If you're that inclined, Nm/A can be directly back-converted into ft-lb/A or in-oz/A, as they are all units of torque.
Therefore, if you know the IR of the motor, and your system voltage, you can find a theoretical peak torque value for the system, which is useful for calculating maximum accelerations: Torque (Nm) = ( Nm/A ) * ( System Voltage / Motor Resistance ). This number is, indeed, very theoretical. I'll address special considerations for R/C motors near stall in a little while.
More Sizing of the Outrunner
Some times, you will also see a power rating - usually in the hundreds or thousands of watts. It's important to remember here that the value given will almost invariably be power input - that is, the power your battery is feeding into the motor. If you are familiar with DC motor principles, you know that the motor can only ever deliver 50% of this value back out as mechanical output power - torque times speed. (If you're not, read this ). And that's if it's a ideal motor - at this operating point, 50% or more of the input power is being dissipated as heat. Essentially, the "power rating" figure is not very helpful, since if the motor is operated at anywhere near half of the figure, it will quickly overheat.
Ultimately, the way to size a motor by power is to roughly calculate your total drag force using the Drag Equation, and assuming Cd is about 1.0 (for a person standing up and moving forward), and multiply that by your desired cruising speed - in SI units, the result is the power the motor needs to output to keep you going at that speed. In other words, Pmotor in watts = (Drag Force in newtons * Cruising Velocity in meters per second).

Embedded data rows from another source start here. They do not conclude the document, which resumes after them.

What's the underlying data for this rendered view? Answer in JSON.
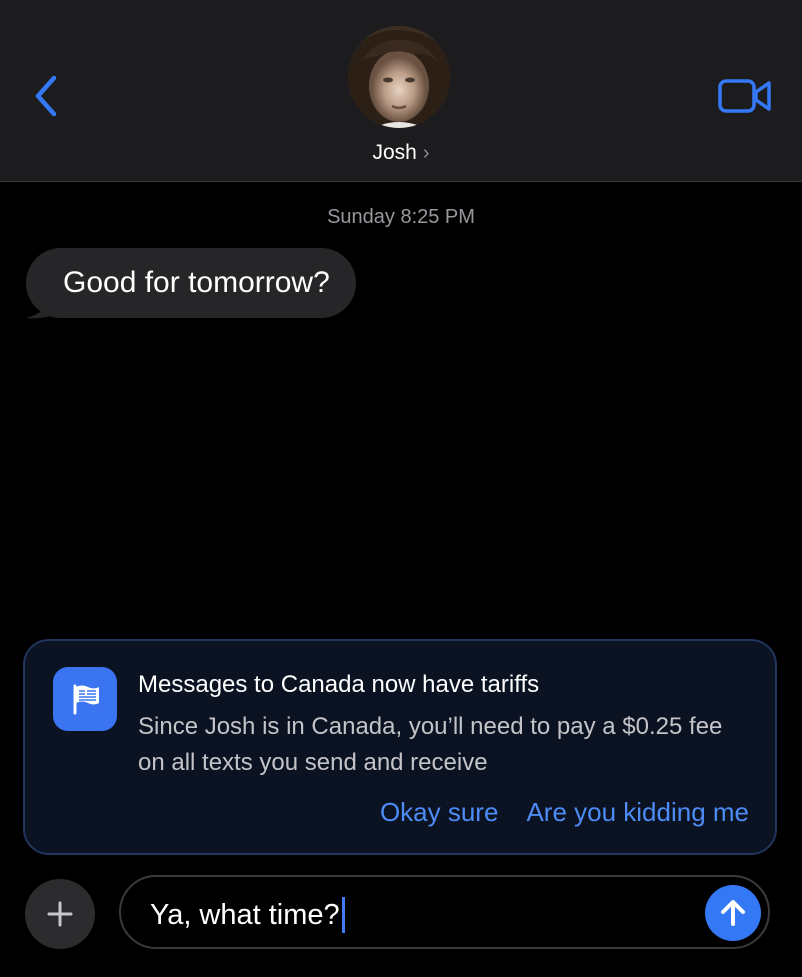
{
  "header": {
    "contact_name": "Josh",
    "chevron": "›",
    "back_icon": "chevron-left-icon",
    "video_icon": "video-camera-icon",
    "accent_color": "#3478f6"
  },
  "conversation": {
    "timestamp": "Sunday 8:25 PM",
    "messages": [
      {
        "from": "Josh",
        "text": "Good for tomorrow?"
      }
    ]
  },
  "tariff_card": {
    "icon": "flag-icon",
    "title": "Messages to Canada now have tariffs",
    "body": "Since Josh is in Canada, you’ll need to pay a $0.25 fee on all texts you send and receive",
    "actions": [
      {
        "label": "Okay sure"
      },
      {
        "label": "Are you kidding me"
      }
    ]
  },
  "composer": {
    "add_icon": "plus-icon",
    "value": "Ya, what time?",
    "send_icon": "arrow-up-icon"
  }
}
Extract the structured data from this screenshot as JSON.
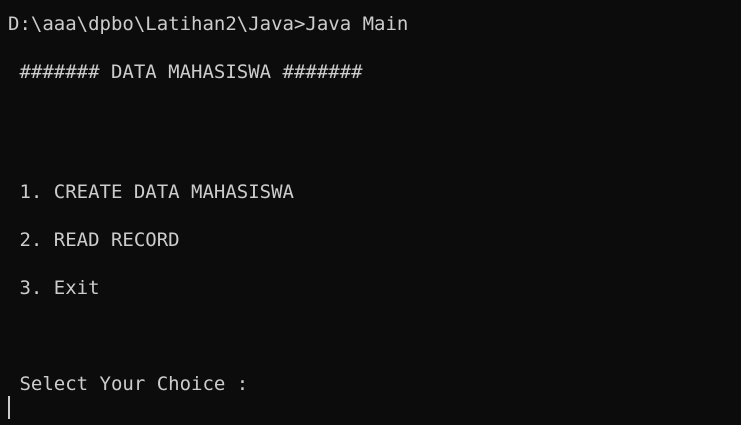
{
  "terminal": {
    "prompt_line": "D:\\aaa\\dpbo\\Latihan2\\Java>Java Main",
    "header": " ####### DATA MAHASISWA #######",
    "menu_items": [
      " 1. CREATE DATA MAHASISWA",
      " 2. READ RECORD",
      " 3. Exit"
    ],
    "choice_prompt": " Select Your Choice :"
  },
  "colors": {
    "background": "#0c0c0c",
    "text": "#cccccc"
  }
}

As a rule of thumb, this should be less than 15% of the maximum motor input power.
Why not an Inrunner?
An "inrunner" is the back-constructed word for a conventional brushless motor. In the aircraft domain, they are much less suited to vehicle propulsion because they spin significantly faster i.e. have very high Kv values. Subsequently, they require much more geardown to achieve the same torque levels. While inrunner drives are definitely possible, the added mechanical complexity is suboptimal. However, they're definitely easier to mount and less susceptible to getting dirt and road junk in the motor.